Buona cucina a tutti!

Julia C.

Antipasti · Ricette vegetariane

Ricetta vegan: Caponatina di zucca

Novembre volge al termine, ma mi sembra ieri che ero in viaggio in America a vedere posti meravigliosi e a godermi mi marito. Mi sembra ieri che ho iniziato il mio dottorato con tanto entusiasmo, ma invece tra un mese sarà Natale. Il primo in cui potrò farmi un regalo col mio primo stipendio! Leggevo qualche giorno fa un blog in cui c’era un post a proposito del fatto di trovare il lavoro che piace e ammetto che è sempre più difficile…mi sono ritrovata a riflettere su questo e ho realizzato che sono una delle poche fortunate che ha trovato il lavoro che le piace e che la mattina si alza con la voglia di andare a lavorare!

Ho trovato questa ricetta in un numero di febbraio 2012 di nota rivista di cucina e ho voluto subito riprodurla perchè è un modo diverso ed originale di mangiare la zucca; un ortaggio che adoro in tutti i modi: dalla semplice crema con un pò di brodo vegetale ai più elaborati gnocchi o ravioli con amaretto.
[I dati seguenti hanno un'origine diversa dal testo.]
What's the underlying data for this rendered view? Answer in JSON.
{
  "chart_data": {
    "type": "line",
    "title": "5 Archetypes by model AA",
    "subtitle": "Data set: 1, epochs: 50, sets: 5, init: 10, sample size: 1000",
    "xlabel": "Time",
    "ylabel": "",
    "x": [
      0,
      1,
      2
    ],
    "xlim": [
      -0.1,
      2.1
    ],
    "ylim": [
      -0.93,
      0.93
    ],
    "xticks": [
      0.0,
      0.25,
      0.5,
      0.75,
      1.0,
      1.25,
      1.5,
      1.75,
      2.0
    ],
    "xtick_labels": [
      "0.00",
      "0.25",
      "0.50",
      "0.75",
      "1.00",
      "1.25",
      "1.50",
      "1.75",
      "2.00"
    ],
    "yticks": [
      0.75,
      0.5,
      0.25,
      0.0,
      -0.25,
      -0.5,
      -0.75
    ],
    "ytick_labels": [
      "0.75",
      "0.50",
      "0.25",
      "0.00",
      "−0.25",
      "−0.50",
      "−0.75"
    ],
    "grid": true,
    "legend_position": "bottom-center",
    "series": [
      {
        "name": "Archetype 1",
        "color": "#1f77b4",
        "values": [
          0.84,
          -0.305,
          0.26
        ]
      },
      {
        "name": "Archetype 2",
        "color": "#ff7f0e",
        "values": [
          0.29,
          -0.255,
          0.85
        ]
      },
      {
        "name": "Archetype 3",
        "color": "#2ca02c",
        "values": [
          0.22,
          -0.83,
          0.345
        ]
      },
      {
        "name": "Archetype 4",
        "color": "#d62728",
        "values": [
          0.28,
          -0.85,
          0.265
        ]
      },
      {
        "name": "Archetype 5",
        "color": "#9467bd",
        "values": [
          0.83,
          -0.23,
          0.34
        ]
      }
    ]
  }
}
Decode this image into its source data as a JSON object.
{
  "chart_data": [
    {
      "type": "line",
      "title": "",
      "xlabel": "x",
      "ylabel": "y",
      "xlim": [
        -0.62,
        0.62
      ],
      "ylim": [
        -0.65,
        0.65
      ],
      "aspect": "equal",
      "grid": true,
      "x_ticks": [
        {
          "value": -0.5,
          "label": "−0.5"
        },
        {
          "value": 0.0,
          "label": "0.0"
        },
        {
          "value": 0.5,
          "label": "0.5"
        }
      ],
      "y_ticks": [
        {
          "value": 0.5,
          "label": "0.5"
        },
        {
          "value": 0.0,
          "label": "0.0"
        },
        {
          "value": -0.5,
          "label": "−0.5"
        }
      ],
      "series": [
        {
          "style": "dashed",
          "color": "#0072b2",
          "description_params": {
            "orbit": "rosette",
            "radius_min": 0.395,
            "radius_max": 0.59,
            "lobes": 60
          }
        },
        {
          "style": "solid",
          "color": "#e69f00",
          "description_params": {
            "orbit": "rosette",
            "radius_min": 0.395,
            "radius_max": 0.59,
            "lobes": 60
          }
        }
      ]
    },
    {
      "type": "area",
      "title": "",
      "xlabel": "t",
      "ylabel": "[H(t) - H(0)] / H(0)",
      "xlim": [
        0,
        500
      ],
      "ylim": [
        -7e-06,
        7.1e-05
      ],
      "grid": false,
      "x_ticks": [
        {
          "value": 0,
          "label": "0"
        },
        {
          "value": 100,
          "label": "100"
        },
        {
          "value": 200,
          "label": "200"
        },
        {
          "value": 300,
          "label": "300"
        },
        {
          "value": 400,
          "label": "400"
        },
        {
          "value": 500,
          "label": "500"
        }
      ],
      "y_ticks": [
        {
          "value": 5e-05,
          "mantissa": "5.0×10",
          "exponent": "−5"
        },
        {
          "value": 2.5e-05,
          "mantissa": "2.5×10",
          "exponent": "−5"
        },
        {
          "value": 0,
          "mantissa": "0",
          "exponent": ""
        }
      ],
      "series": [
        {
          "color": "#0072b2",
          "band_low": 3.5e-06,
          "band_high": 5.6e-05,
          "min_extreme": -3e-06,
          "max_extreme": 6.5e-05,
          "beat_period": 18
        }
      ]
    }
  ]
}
Ho apportato delle modifiche perchè alcuni ingredienti mi sembravano eccessivi in quantità e alcuni li ho omessi perchè non li gradisco (sedano e uvetta), ma se a voi piacciono metteteli perchè la ricetta li prevede.

Alcune ricette le seguo alla lettera, ma altre, sulla base della mia esperienza cerco di ottimizzarle: in questo caso prevedevano 700 ml di aceto di mele per 700 gr di zucca, ma ritengo che poi si senta troppo il gusto di aceto. Io ho messo due cucchiai per 300 gr di zucca!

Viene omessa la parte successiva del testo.